Rescue Journal

sometimes it is the ones that are the hardest to love, that need love the most.

Carol  ·  Nov. 27, 2009

i see it in rescue, i see it in my nursing career, i heard about it tonight in the voice of my daughter who was close to tears.
i see the the more difficult dogs, the less than attractive ones, the ones who don't squeeze our hearts get left by the wayside while others get picked up.
i see it in nursing, i see the difficult clients who live on the edge or the bariatric clients who we won't help because their bodies are too big, or the ones who don't agree with us or argue over their treatments..i see how they get written off and the blame switches back to them.

my daughter is a teacher in one of the high schools, she teaches a special program for grades 8-12 with marginalized at risk youth. kids who come from difficult homes, maybe abuse, maybe such poverty that they are always hungry and don't have clean clothes, kids fighting substance abuse issues, or an anger so deep that they become disruptive or violent to themselves or to others and they become a problem to the schools and the teachers..they in short become the enemy.

how sad is that..hungry kids without clean clothes, unhappy, acting out children, standing before us and all we can see is the anger and frustration they cause. she feels like it is a losing battle to have the kids recognized as something other than a problem.

what i find incredible is people who love and will go to the ends of the earth to help a suffering or dysfunctional animal will buy into the whole good kid and bad kid thing..if there are no bad dogs, just bad owners..maybe there are no bad kids either, just the ones whose life is too hard for them to win in.

simple acts of kindness to troubled children or teenagers can go as far or further as simple acts of kindness to animals can.
it would infuriate me when my teenagers would go to the corner store and be told to leave their knapsacks at the door or only 2 kids were allowed in at a time. like teenagers were second class citizens or something or because a few might shoplift, they all had the same potential...they didn't treat adults like that but is was ok to treat kids that way? i think not.
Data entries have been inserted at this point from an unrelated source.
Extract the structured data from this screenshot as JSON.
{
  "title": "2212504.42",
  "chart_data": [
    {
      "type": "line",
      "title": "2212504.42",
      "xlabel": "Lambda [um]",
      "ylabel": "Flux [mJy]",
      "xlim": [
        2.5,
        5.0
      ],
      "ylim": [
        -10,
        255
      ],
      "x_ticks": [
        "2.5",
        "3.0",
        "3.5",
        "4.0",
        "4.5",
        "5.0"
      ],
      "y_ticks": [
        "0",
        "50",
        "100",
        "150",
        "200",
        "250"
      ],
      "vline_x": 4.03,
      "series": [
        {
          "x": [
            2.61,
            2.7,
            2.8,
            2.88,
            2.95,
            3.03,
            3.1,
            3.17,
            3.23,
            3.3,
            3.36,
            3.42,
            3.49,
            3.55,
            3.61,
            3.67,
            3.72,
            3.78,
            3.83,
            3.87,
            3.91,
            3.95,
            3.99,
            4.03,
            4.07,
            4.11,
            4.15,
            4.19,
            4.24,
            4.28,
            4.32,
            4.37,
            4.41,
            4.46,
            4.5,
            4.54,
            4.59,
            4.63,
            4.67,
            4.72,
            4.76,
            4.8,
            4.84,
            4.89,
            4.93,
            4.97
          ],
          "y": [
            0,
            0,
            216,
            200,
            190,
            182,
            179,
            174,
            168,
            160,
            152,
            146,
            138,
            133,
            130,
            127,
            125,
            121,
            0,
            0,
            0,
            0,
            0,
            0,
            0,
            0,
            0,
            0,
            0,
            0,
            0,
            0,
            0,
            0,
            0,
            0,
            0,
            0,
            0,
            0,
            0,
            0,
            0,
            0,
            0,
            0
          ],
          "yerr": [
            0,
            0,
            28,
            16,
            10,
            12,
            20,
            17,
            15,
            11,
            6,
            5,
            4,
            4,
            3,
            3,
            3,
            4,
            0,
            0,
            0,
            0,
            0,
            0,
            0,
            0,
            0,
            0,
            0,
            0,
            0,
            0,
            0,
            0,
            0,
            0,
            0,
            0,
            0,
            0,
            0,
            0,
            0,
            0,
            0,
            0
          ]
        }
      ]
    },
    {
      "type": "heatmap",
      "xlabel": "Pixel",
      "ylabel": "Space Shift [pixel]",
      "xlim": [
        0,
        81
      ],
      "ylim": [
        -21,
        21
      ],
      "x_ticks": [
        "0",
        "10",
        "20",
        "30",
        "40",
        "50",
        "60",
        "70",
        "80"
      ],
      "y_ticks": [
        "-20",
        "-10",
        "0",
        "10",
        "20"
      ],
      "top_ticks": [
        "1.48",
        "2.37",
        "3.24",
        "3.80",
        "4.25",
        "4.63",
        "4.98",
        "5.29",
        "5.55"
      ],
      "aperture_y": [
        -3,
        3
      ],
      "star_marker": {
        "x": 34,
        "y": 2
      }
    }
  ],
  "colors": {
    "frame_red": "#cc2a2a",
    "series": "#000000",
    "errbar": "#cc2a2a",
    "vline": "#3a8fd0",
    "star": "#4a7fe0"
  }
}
what is with us anyway? as a society, we treat animals like things and we treat kids like the enemy. we cut funding to social programs to the very most vulnerable because for some reason what? their vulnerablitiy is their own fault? i told you a few weeks ago, our health region cut the funding to the seniors volunteer drivers...dontcha think that folks who actually drive and still have a car could have handled some kind of alternative cut better?
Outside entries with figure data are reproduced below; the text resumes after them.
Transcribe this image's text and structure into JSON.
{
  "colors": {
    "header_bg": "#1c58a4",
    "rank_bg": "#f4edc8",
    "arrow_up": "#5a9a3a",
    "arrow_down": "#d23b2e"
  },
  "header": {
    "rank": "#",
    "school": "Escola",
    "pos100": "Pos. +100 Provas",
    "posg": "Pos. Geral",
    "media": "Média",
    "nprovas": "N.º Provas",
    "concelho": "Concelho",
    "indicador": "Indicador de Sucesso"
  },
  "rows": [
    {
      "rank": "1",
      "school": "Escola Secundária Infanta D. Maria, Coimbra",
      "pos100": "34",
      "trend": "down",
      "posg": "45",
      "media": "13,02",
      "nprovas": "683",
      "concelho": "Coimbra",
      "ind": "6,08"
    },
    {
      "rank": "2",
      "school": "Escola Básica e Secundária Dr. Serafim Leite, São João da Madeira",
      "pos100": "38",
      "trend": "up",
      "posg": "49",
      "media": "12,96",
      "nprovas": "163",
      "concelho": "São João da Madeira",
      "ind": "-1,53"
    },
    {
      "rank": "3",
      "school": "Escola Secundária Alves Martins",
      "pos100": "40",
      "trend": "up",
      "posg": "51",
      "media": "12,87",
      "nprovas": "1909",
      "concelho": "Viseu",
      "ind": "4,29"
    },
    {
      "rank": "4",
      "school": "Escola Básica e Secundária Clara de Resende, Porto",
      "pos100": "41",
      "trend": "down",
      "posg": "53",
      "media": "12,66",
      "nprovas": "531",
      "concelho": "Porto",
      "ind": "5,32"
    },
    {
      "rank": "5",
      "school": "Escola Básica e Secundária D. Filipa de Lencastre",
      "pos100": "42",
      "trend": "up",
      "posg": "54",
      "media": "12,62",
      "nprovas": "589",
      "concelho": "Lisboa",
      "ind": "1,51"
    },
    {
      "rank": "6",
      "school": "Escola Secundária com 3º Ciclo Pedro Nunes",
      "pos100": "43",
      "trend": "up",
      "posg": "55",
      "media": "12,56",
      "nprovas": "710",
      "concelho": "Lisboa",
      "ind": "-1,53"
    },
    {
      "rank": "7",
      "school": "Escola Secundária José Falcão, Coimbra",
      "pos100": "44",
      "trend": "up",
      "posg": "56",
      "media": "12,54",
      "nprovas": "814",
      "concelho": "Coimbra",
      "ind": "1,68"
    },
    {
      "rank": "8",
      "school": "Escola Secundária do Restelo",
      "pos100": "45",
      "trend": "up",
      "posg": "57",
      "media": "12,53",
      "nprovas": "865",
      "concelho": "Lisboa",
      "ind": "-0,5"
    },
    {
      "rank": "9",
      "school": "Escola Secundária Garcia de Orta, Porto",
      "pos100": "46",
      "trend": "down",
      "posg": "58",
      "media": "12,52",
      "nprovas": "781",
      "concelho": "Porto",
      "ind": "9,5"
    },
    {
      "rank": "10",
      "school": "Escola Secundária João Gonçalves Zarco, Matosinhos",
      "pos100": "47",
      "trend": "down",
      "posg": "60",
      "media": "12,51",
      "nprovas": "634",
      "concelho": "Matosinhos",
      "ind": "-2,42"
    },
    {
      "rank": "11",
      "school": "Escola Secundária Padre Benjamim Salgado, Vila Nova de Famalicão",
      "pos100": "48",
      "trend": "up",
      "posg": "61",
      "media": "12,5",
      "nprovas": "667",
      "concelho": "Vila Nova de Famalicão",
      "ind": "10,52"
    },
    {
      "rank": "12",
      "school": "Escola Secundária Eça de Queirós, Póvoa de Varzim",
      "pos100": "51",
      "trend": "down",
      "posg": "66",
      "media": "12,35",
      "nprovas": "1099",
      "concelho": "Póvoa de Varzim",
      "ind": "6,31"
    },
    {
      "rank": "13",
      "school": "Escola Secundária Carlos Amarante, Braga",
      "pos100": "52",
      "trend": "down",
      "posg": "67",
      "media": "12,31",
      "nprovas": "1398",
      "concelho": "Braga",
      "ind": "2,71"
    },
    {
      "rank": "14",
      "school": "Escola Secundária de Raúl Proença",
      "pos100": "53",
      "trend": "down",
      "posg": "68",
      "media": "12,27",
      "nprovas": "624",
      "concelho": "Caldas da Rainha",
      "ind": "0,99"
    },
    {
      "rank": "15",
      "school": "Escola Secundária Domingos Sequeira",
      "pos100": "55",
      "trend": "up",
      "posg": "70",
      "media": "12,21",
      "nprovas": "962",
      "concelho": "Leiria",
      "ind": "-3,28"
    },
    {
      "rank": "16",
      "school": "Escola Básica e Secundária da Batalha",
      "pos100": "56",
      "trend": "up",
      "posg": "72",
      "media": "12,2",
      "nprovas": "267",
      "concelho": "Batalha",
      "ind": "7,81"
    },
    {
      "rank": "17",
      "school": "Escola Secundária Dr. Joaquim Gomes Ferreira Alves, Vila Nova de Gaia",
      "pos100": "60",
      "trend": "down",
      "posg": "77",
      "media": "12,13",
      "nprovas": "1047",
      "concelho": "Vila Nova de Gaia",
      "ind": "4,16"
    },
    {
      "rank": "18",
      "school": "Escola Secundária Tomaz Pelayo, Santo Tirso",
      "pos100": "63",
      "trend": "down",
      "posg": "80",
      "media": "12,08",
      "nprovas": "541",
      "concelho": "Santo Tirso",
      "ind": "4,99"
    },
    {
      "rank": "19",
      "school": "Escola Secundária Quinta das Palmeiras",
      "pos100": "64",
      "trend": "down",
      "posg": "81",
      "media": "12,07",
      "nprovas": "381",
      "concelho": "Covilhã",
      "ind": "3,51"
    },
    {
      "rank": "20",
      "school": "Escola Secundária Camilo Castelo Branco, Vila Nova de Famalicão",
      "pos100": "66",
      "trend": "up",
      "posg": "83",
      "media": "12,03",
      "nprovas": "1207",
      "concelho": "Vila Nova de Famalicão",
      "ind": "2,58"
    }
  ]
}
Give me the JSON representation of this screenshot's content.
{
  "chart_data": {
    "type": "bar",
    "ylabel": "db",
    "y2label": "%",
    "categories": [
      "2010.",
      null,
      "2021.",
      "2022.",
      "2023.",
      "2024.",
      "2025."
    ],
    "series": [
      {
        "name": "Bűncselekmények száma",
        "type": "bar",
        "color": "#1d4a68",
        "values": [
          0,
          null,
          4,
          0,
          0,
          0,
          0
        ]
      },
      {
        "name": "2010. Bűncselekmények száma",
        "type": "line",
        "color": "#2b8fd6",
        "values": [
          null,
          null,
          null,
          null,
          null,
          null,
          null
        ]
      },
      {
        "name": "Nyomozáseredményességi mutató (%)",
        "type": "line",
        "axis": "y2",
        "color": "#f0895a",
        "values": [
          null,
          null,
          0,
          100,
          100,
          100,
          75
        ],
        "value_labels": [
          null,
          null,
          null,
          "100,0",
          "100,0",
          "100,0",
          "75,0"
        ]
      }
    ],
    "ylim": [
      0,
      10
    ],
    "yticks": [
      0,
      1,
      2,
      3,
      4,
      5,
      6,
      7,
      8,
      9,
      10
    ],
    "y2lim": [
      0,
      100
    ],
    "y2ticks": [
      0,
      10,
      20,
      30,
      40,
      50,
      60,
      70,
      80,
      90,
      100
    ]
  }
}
when did animals, and kids and old or sick people become the ones who were the most expendable? what were we thinking?

so here is my thought for today...it is not just the governments fault...it is our own fault too because we turn a blind eye to different kinds of suffering out there, we chose to not see or blame the sufferers for whatever it is that they are suffering.

we paint this world ugly, we pit us against them, we determine who is worthy or who we will ignore.....simple acts of kindness are easy if given to someone easy to give to...lets try giving simple acts of kindness to the more difficult ones to give to...we actually might change the world for them too.

Comments

erin

thats the problem right there. me me me. nobody sees outside themselves. i got in shit at a store once because i allow (and enourage) my boy to say hello to people. oh my! yes! i think its ok to talk to strangers! time to pop the bubble and see the earth revolves around all of us.